Per quanto riguarda la durata dell’orario di lavoro, mentre da più parti la si porta a superare le 60 ore settimanali, la rivendicazione dello Slai non va oltre a una semplice riduzione a parità di salario, per evitare gli straordinari e l’aumento dello sfruttamento, mentre occorre attaccare quella riduzione in maniera drastica, altrimenti gli operai saranno travolti dalla crisi. Per finire, la rivendicazione della democrazia sindacale, “un uomo, una testa”, non solo per abolire il 33% concesso d’autorità ai sindacati “maggiormente rappresentativi”, ma “per ottenere rappresentanza e poteri sindacali dentro l’azienda nelle mani dei lavoratori, precari compresi”. Rivendicazione che chiude l’organizzazione dentro le mura di un carcere, mentre occorrerebbero vere roccaforti sindacali fuori da quei recinti.
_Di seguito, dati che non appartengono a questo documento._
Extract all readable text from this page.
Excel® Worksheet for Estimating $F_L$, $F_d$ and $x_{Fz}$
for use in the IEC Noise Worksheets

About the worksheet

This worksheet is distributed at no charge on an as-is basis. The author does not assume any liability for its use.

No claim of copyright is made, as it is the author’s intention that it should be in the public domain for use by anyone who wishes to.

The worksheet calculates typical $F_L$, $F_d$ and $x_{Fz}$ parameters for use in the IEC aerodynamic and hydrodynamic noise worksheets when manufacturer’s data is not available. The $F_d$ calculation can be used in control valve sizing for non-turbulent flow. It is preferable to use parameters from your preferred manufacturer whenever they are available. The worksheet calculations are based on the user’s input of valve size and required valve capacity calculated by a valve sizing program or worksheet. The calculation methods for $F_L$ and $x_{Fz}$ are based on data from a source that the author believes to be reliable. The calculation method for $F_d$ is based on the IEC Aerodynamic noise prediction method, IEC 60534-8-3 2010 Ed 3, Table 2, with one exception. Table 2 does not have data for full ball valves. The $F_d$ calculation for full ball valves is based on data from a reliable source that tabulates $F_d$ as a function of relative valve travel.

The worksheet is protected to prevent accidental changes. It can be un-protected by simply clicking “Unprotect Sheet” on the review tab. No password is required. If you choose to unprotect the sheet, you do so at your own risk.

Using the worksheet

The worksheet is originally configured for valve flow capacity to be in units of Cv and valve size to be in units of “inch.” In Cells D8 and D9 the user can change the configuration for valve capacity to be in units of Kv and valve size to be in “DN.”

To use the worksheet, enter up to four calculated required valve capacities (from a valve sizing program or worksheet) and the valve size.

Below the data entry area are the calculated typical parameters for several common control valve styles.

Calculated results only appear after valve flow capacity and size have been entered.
Non una parola sui metodi di lotta: sullo sciopero come mezzo di lotta e non come “diritto”, sulla sua estensione nel tempo e nello spazio dal terreno nazionale a quello internazionale, sul blocco della produzione e dei servizi, sulle casse di sciopero, sull’organizzazione territoriale, sull’unità di tutta la classe senza distinzione di razza, sesso, religione, età, sull’azione di lotta organizzata e generalizzata volta a interrompere e bloccare in ogni istante la produzione, ovunque sia segnalata la condizione, anche teorica, di probabilità di rischio...

A questo punto, vien da chiedersi: ma cosa credono che sia il sindacato di classe?

 


Note
 
 
1. “Assemblea dei delegati delle Confederazioni di base a Milano del 17/5” e “Dopo l’assemblea Nazionale di Roma del sindacalismo di base (7 febbraio)”, in Il Programma Comunista, n° 4/2008 e n°2/2009.

2. Si veda il “Documento preparatorio per il 6°Congresso Nazionale”, www.Slaicobas.it.